Using illustration and oil paints as her medium, in “Behind the Mythic Veil,” Sudadung creates a narrative by arranging the order and tone of each painting to be consistent and correspond with each other—each painting like a chapter in a book set in a world of hazy atmospheres and subdued color tones. She challenges audiences by letting them imagine meanings and find answers for puzzles hidden in her work’s symbolic forms, many based on historical and regional meanings, religious doctrines that she firmly believes in, childhood memories, lovely cartoon characters that later became her tattoos, legendary stories that have enthralled her for a lifetime, and the natural environment in her hometown.

Alessia Iannetti was born in 1985 in Carrara and attended The Academy of Fine Arts where she studied with Professor Omar Galliani. She inherited his skilful technique of graphite on wood panel, and the “stigmata” of the most fascinating contemporary illustration which can be seen both in her perspectives and in her cinematography framing, made of blacks and whites, and of endless shades of greys, restoring the perfection of depth to monochrome and drawing.

Erika Sanada is California based artist and her early inspirations stemmed from creatures and characters of dark films. Watching films were way of escaping from her bitter childhood. She creates hairless ceramic creatures and they are often adorable, but also has bizarre shape. Her artwork has been published in Hi-Fructose Magazine, Hey! Magazine and Beautiful Bizarre Magazine. 'My work reflects the weird and the creepy. I am fascinated with the dark side,” she explains.

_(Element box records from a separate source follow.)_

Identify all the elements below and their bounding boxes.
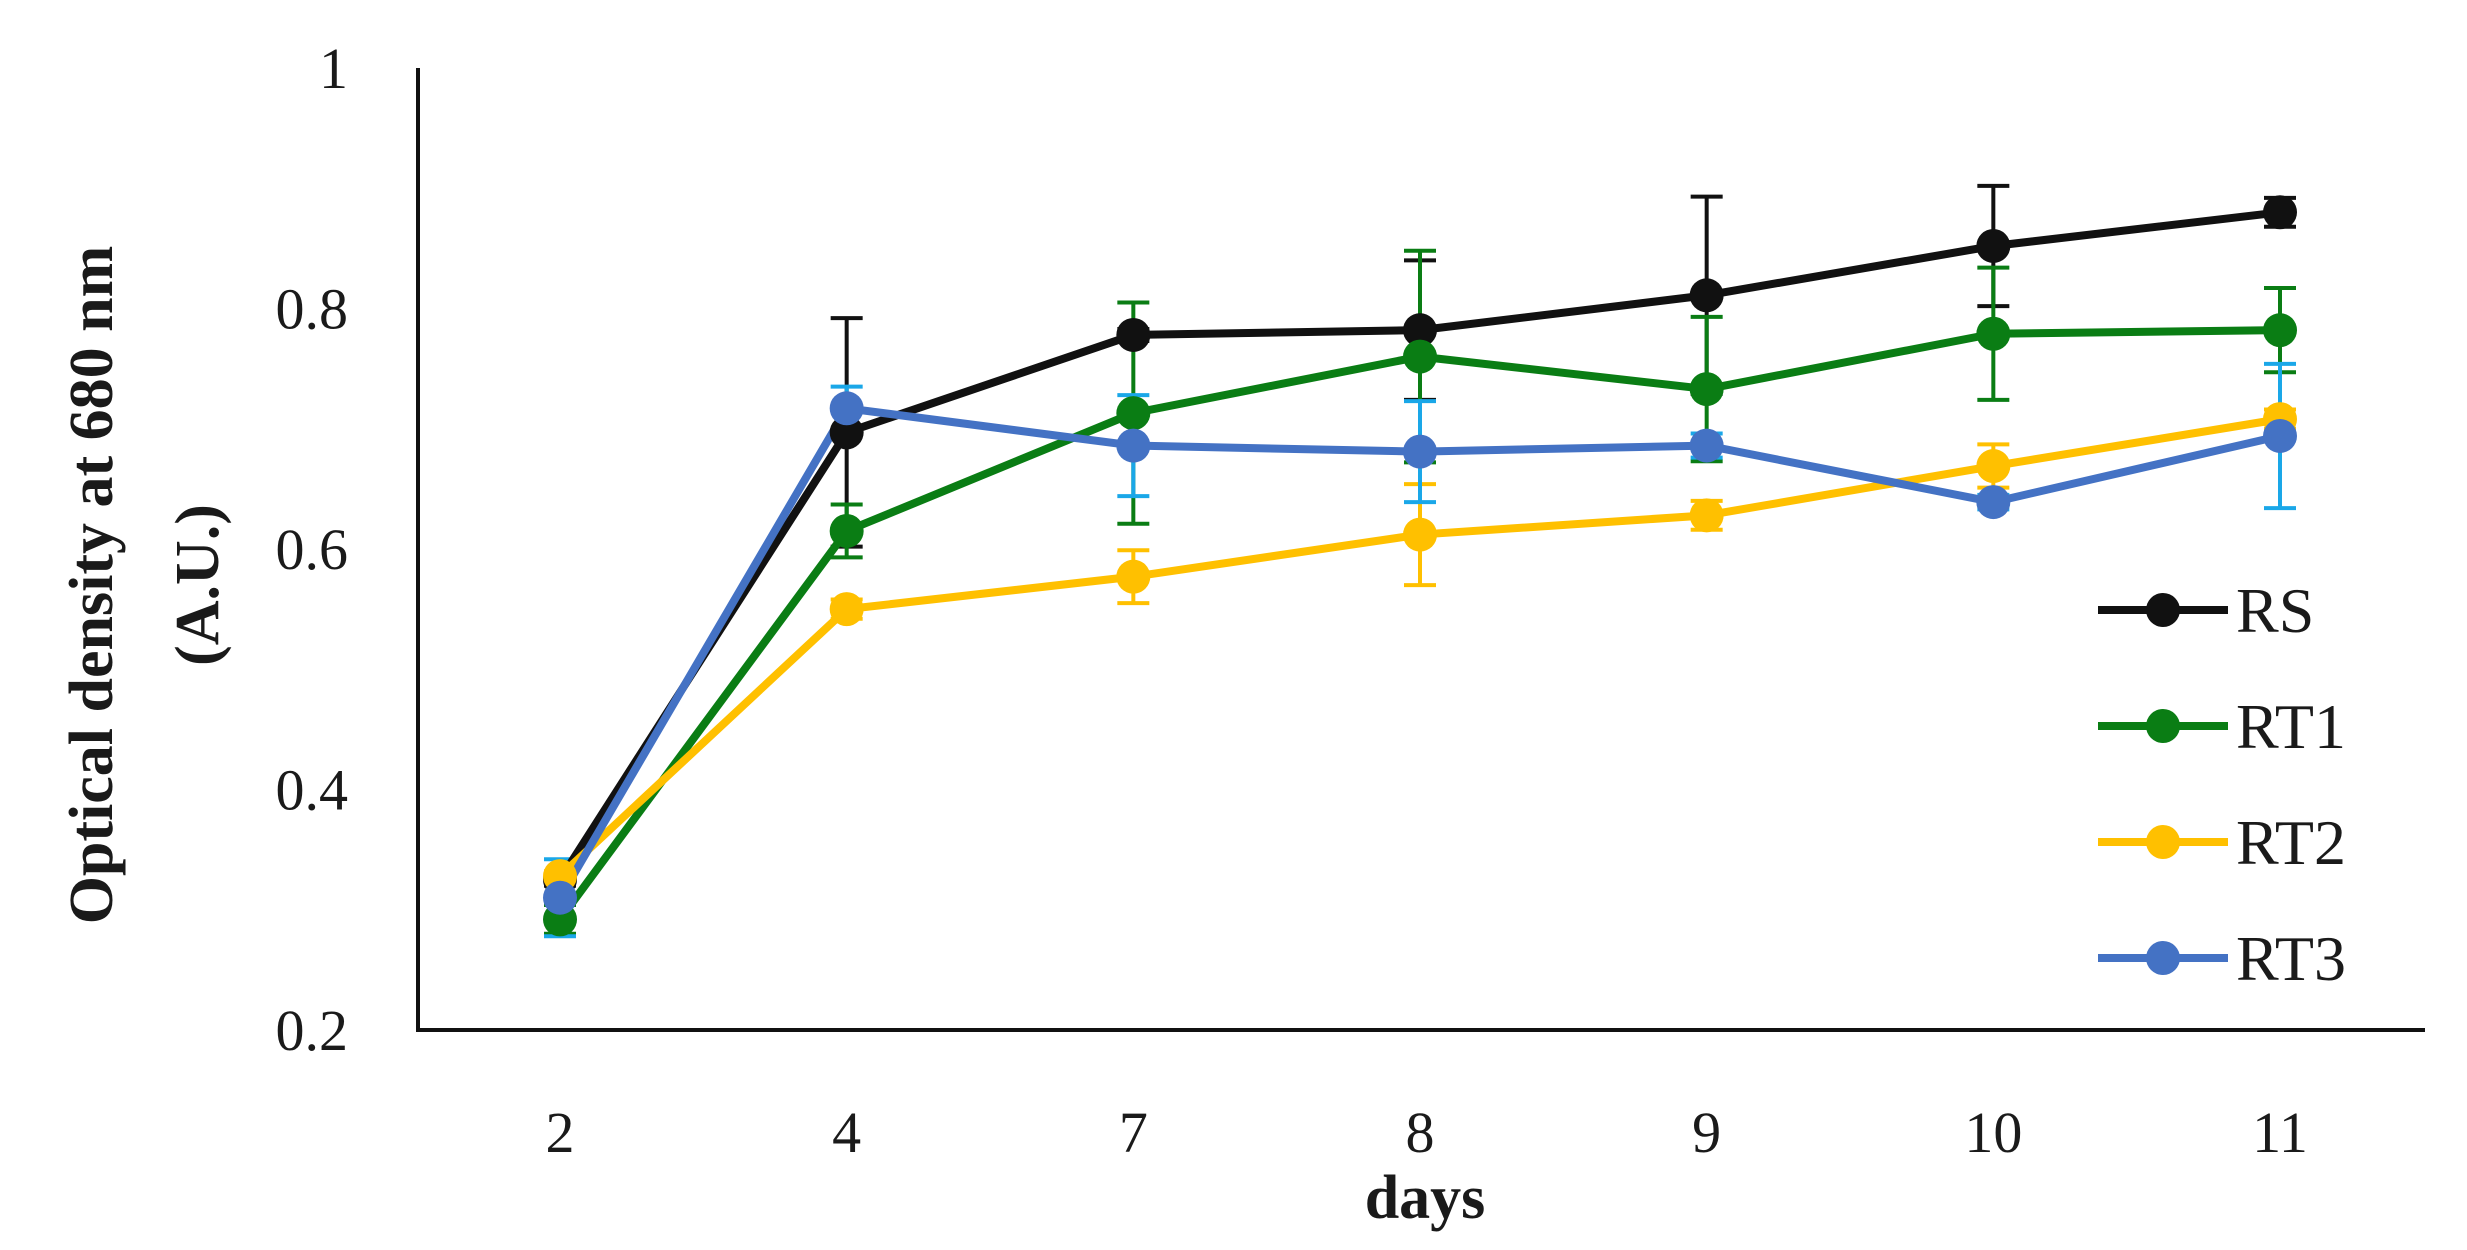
axes-layer	[416, 68, 2425, 1032]
x-tick-label: 9	[1692, 1100, 1721, 1165]
data-point-rt3	[829, 391, 864, 426]
data-point-rt3	[1403, 434, 1437, 469]
x-tick-label: 8	[1406, 1100, 1435, 1165]
data-points-layer	[543, 195, 2297, 937]
data-point-rt2	[1403, 517, 1437, 552]
data-point-rs	[2263, 195, 2297, 230]
data-point-rt1	[1689, 372, 1724, 407]
data-point-rt3	[2263, 418, 2297, 453]
data-point-rt2	[829, 592, 864, 627]
x-tick-label: 7	[1119, 1100, 1148, 1165]
legend-label-rt2: RT2	[2236, 807, 2346, 878]
data-point-rs	[829, 415, 864, 450]
legend-marker-rt2	[2146, 825, 2180, 859]
legend-label-rt1: RT1	[2236, 691, 2346, 762]
x-tick-label: 10	[1964, 1100, 2022, 1165]
data-point-rs	[1976, 228, 2011, 263]
data-point-rt2	[1116, 559, 1151, 594]
legend-marker-rs	[2146, 593, 2180, 627]
y-tick-label: 0.2	[276, 998, 349, 1063]
error-bars-layer	[544, 183, 2296, 939]
data-point-rt1	[1976, 316, 2011, 351]
legend-marker-rt1	[2146, 709, 2180, 743]
data-point-rt3	[543, 880, 577, 915]
y-axis-title-line1: Optical density at 680 nm	[58, 246, 126, 925]
data-point-rt2	[1689, 498, 1724, 533]
x-tick-label: 4	[832, 1100, 861, 1165]
labels-layer: 0.2 0.4 0.6 0.8 1 2 4 7 8 9 10 11 days Optical densit…	[58, 36, 2308, 1232]
y-tick-label: 0.4	[276, 758, 349, 823]
data-point-rt1	[1116, 396, 1151, 431]
x-tick-label: 11	[2252, 1100, 2308, 1165]
data-point-rs	[1689, 278, 1724, 313]
data-point-rt3	[1116, 428, 1151, 463]
y-axis-title-line2: (A.U.)	[164, 504, 232, 666]
data-point-rt1	[829, 513, 864, 548]
data-point-rt3	[1689, 428, 1724, 463]
data-point-rt1	[2263, 313, 2297, 348]
y-tick-label: 1	[319, 36, 348, 101]
data-point-rt3	[1976, 485, 2011, 520]
x-axis-title: days	[1365, 1164, 1486, 1232]
y-tick-label: 0.8	[276, 277, 349, 342]
legend-marker-rt3	[2146, 941, 2180, 975]
data-point-rt2	[1976, 449, 2011, 484]
legend-label-rt3: RT3	[2236, 923, 2346, 994]
data-point-rs	[1403, 313, 1437, 348]
data-point-rs	[1116, 317, 1151, 352]
x-tick-label: 2	[546, 1100, 575, 1165]
legend-label-rs: RS	[2236, 575, 2314, 646]
data-point-rt1	[1403, 339, 1437, 374]
legend: RS RT1 RT2 RT3	[2098, 575, 2346, 994]
y-tick-label: 0.6	[276, 517, 349, 582]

Tarntara Sudadung (born 1991), graduated with a Bachelor degree from the Faculty of Painting, Sculpture and Graphic Arts of Silpakorn University. She creates her art by drawing and oil color painting. Most of her art works are inspired by her interest in the beauty of female, Eastern culture and beliefs, and her own deep feelings. The canvas is a mirror that reflects the artist’s identity in the parallel world. The purest of her subconscious world, reflecting so much of her life.